At Hereford Board and Bike Park, with no digger coming this weekend as planned, the five of us went up the hill and after a bit of time spent clarifying the plan, we got to work digging by hand.

Digging gives you a lot of time to think. And at a mountainboard centre my thoughts were about the current state of mountainboarding and whether we are flogging a very lame and unhealthy horse.

I’ve had previous thoughts about how we have got into the current situation of not enough mountainboarders riding often enough through a lack of infrastructure, and I think I’ve known for a while now that there isn’t very much the ATBA-UK can do to fix it, all we can do is respond to the situation in what we think is the best way.

One of the consequences of fewer riders in recent years has been reducing the number of competitions the ATBA-UK holds. This in turn had a knock on effect on the amount of money the ATBA-UK makes through entry fees and membership. This income had to be supplemented somehow and the most likely to be successful way was through instructor training. So, the ATBA-UK changed it’s model for delivering Instructor Training and rather than external training providers offering training it was all provided by the ATBA-UK. This worked and we made enough money last year and this year to cover the business overhead costs and continue to trade. But of course it had a not-unexpected consequences.
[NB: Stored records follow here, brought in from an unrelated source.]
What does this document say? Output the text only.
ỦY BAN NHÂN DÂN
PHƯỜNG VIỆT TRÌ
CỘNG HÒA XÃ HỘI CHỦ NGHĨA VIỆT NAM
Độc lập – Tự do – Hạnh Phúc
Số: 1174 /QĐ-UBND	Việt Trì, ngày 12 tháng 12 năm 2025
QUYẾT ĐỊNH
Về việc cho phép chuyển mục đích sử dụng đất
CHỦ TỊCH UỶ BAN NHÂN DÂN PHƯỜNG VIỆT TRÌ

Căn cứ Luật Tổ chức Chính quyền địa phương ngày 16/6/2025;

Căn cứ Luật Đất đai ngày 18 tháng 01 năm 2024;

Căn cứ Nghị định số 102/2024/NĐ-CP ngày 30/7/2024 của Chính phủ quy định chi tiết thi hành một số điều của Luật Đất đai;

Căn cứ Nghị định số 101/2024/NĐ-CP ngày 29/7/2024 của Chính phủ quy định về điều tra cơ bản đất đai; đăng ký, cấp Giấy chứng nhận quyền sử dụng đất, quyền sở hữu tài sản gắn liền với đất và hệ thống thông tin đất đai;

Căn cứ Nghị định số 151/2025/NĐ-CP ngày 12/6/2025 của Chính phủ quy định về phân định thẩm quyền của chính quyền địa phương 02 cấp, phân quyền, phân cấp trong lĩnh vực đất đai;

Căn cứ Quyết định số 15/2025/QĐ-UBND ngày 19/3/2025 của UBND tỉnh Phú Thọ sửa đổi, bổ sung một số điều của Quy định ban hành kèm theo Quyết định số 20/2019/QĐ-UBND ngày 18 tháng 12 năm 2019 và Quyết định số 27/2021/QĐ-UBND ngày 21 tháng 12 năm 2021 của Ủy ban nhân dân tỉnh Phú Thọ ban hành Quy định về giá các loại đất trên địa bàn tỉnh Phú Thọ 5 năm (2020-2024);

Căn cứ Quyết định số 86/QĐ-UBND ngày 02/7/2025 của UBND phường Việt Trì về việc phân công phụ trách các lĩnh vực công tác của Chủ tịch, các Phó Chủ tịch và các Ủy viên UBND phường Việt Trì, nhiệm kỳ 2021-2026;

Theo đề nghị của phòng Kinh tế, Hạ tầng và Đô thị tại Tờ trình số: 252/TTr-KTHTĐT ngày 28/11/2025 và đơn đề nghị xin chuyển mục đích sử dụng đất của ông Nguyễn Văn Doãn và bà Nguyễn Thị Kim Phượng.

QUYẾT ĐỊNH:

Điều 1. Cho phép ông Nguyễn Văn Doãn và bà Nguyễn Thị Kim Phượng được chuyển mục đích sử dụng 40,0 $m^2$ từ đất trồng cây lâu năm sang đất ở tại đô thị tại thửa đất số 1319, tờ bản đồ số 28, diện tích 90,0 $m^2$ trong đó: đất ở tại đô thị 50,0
Some of the training providers felt that the ATBA-UK was taking away income from them and despite explaining the reasons behind this change they wanted to take it back. One of the ideas they talked about was setting up an alternative organisation to deliver instructor training. The thing is, the ATBA-UK is a community asset, it belongs to the mountainboard community. It isn’t ours, we are just looking after it for the community. It makes me laugh (and wonder if the issue is that the current committee haven’t communicated this to the community) when I hear about mountainboarders talking about setting up another governing organisation in competition with the ATBA-UK. If they want an organisation to provide validity and authority to whatever they want to do they could just have the ATBA-UK. They don’t need to set up in competition, they can just have it. I don’t think there is a single member of the current committee that wouldn’t happily hand it over and walk away, and I would certainly spend a lot less time and money driving around the country teaching people to be mountainboard instructors.
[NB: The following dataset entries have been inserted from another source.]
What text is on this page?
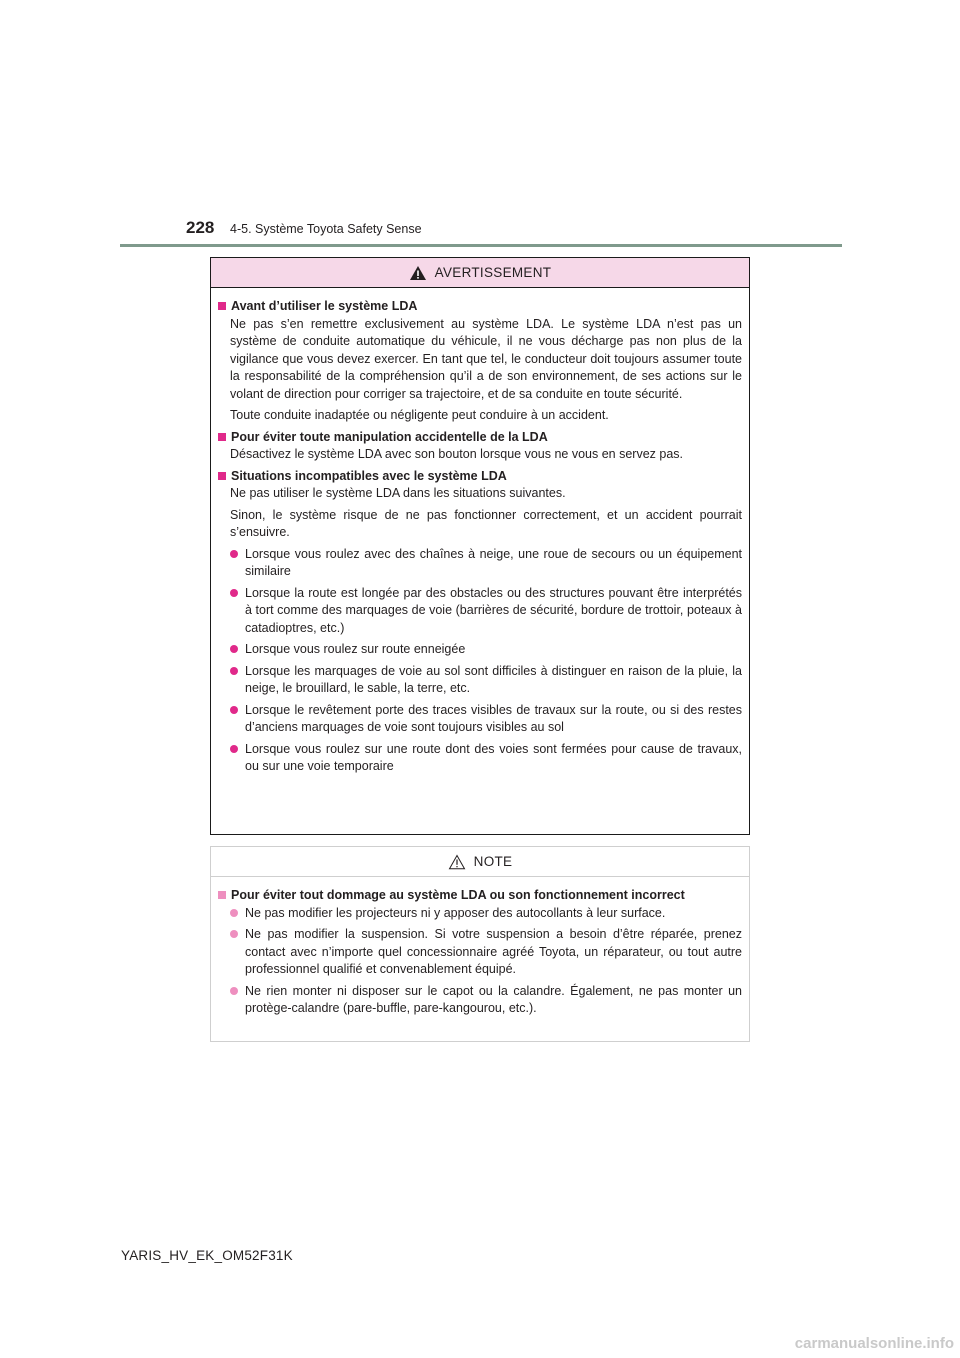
228 4-5. Système Toyota Safety Sense
AVERTISSEMENT
Avant d’utiliser le système LDA
Ne pas s’en remettre exclusivement au système LDA. Le système LDA n’est pas un système de conduite automatique du véhicule, il ne vous décharge pas non plus de la vigilance que vous devez exercer. En tant que tel, le conducteur doit toujours assumer toute la responsabilité de la compréhension qu’il a de son environnement, de ses actions sur le volant de direction pour corriger sa trajectoire, et de sa conduite en toute sécurité.
Toute conduite inadaptée ou négligente peut conduire à un accident.
Pour éviter toute manipulation accidentelle de la LDA
Désactivez le système LDA avec son bouton lorsque vous ne vous en servez pas.
Situations incompatibles avec le système LDA
Ne pas utiliser le système LDA dans les situations suivantes.
Sinon, le système risque de ne pas fonctionner correctement, et un accident pourrait s’ensuivre.
Lorsque vous roulez avec des chaînes à neige, une roue de secours ou un équipement similaire
Lorsque la route est longée par des obstacles ou des structures pouvant être interprétés à tort comme des marquages de voie (barrières de sécurité, bordure de trottoir, poteaux à catadioptres, etc.)
Lorsque vous roulez sur route enneigée
Lorsque les marquages de voie au sol sont difficiles à distinguer en raison de la pluie, la neige, le brouillard, le sable, la terre, etc.
Lorsque le revêtement porte des traces visibles de travaux sur la route, ou si des restes d’anciens marquages de voie sont toujours visibles au sol
Lorsque vous roulez sur une route dont des voies sont fermées pour cause de travaux, ou sur une voie temporaire
NOTE
Pour éviter tout dommage au système LDA ou son fonctionnement incorrect
Ne pas modifier les projecteurs ni y apposer des autocollants à leur surface.
Ne pas modifier la suspension. Si votre suspension a besoin d’être réparée, prenez contact avec n’importe quel concessionnaire agréé Toyota, un réparateur, ou tout autre professionnel qualifié et convenablement équipé.
Ne rien monter ni disposer sur le capot ou la calandre. Également, ne pas monter un protège-calandre (pare-buffle, pare-kangourou, etc.).
YARIS_HV_EK_OM52F31K
carmanualsonline.info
In some ways, the ATBA-UK committee, the team that does the work of the ATBA-UK (instructor training, organising events, marketing, accounts, etc.) is a microcosm of the mountainboarding community and is suffering from the same problems; not enough people doing enough work. I’m as guilty as anyone on this point. My focus is the Instructor Training but I’m behind on finishing the new training manual. Other things in life get in the way and mountainboarding becomes less and less of a focus.

So that’s the horse. Not enough people doing enough work to encourage more people to go mountainboarding to get even more people into it, and some conflict, and some other things in life. At some point we’re going to have to face the fact that it just isn’t worth carrying on with (in it’s current guise, anyway).

Anyway, we made the berm much better.